In 2006, Thomas began playing club soccer for the Pachuca Internationals in Maryland, under Coach Pete Mehlert, where Thomas helped them win the U-17 Maryland State Cup Championship in 2009 and the 2009 Surf Cup U-19 Super Group Championship.

Thomas played college soccer for St. John's University from 2010 to 2013. While with the Red Storm he was a four-year starter and made 80 appearances scoring 1 goal. Thomas helped the team win the 2011 Big East Conference Men's Soccer Tournament and earned second team All-BIG EAST honors. Thomas was named to the All-Tournament Team for his defensive efforts and helped his team win the Gamecock Classic.

===Professional===
====New York Red Bulls II====
Thomas signed with New York Red Bulls II for the 2015 season and made his debut as a starter for the side in its first ever match on March 28, 2015, in a 0–0 draw with Rochester Rhinos. On August 2, 2015, Thomas recorded his first assist for New York on a counterattack feed to Marius Obekop helping New York to a 2–1 victory against Saint Louis FC. Thomas was named to the USL Team of the Week for his performance on August 29, 2015, in a 2–0 victory over Wilmington Hammerheads FC. Thomas helped New York to a second straight shutout victory and assisted Manolo Sanchez on the game-winning goal during the match.

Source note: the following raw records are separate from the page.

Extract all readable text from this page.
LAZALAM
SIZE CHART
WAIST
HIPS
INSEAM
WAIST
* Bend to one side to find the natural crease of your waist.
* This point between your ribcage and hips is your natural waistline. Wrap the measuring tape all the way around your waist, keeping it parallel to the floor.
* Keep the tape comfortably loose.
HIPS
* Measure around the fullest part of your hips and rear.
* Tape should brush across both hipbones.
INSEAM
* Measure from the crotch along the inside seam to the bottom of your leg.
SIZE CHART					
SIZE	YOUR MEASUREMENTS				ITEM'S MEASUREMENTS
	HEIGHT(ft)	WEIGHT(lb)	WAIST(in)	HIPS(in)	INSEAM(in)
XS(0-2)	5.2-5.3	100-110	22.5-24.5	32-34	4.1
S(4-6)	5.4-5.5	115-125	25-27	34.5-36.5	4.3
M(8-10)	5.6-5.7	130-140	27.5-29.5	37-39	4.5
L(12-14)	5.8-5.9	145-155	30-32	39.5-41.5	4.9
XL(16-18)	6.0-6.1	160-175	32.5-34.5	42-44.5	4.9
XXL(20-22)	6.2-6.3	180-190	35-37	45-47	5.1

====Harrisburg City Islanders====
In March 2016, it was announced that Thomas has signed with Harrisburg City Islanders. Thomas would become a regular starter for the City Islanders, making 27 league appearances and 3 U.S. Open Cup appearances in his first season.

====Baltimore Blast====
In November 2016, it was announced that Thomas would spend the USL offseason with the MASL club Baltimore Blast on loan from Harrisburg.